Josh Marshall makes the reality pretty clear in this post:
[...] Medicare is a hugely important and hugely successful social insurance program for tens of millions of Americans and Republicans aim to repeal it in about six to eight months using a mix of bamboozlement, word play and lies. When I say tens of millions I am speaking of current beneficiaries. But assuming the program is not abolished the overwhelming majority of us will be beneficiaries in the future. Less appreciated is the way Medicare protects money that goes to buying homes and raising children from being spent on the health care of indigent, bankrupted parents. These intergenerational benefits are under-appreciated but profound. If Medicare is abolished in 2017 it will be a calamity.
[...] The final point should be the most obvious. Donald Trump won the presidency promising to defend the economic interests of ordinary people from the 'crooked' elite on Wall Street and in Washington. Whether or not he believes or believed that he has rapidly allied himself with the Paul Ryan privatizers who want to eviscerate the federal programs which are the bedrock of the American middle class. Social Security and Medicare are at the top of that list. If you look at the faces in the crowds at Trump's most poisonous speeches I guarantee that you that very few of those people thought they were voting to lose their Medicare.
So as we move into the next administration, watch out for that bamboozlement Josh is talking about. Ryan has already laid the foundation last week, declaring that Obamacare weakened Medicare -- when it actually strengthened it and extended it -- so he's got to fix it. No he doesn't, and, no, he doesn't intend to. He wants to privatize it, meaning adding a profit stream that will stop it from being affordable.

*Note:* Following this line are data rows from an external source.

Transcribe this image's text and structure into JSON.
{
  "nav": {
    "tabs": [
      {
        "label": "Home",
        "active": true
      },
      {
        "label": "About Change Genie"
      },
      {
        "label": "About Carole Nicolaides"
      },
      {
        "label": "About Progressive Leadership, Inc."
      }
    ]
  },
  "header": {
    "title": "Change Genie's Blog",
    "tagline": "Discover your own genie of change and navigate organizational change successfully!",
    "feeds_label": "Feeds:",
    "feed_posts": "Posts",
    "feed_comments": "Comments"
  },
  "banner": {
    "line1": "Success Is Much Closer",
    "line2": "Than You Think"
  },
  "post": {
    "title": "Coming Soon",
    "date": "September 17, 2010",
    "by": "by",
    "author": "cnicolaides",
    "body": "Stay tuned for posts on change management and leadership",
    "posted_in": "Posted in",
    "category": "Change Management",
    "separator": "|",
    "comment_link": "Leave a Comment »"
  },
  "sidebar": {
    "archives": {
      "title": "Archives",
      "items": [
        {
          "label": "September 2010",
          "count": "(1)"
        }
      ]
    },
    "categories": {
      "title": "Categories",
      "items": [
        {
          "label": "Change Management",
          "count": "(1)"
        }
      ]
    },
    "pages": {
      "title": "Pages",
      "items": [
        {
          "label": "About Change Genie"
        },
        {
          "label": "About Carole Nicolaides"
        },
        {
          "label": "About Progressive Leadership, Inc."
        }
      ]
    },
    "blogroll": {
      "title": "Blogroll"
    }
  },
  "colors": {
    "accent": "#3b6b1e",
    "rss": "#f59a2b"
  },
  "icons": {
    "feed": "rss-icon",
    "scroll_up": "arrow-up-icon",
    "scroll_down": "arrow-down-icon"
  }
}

Don't let it happen, and fight tooth and nail. And let your congresspeople know where you stand.

Don't worry, Medicare's got dad's surgery covered -- for now.

Saturday, November 19, 2016

Just Asking: Why Wouldn't the Richest Nation on Earth Expand Affordable Health Care? (Answer Below.)

Answer: The Republicans don't want us to have universal, affordable health care. That's, er, socialist!

People waiting for flu shots in Petaluma, CA, before the ACA came into effect.

I don't have any story to link to or any list of statistics. Just know that if you let the Democrats design a health-care program without interference, it would look like a socialist European/Canadian-style single-payer system, at about half the cost of what we pay now. If you gave the Republicans a chance to design a health-care program without interference, they would slowly take away your health care, make it completely insurance-based, and shrink Medicare and Medicaid as much as they could.

Where am I wrong? We don't need Google to know the answer.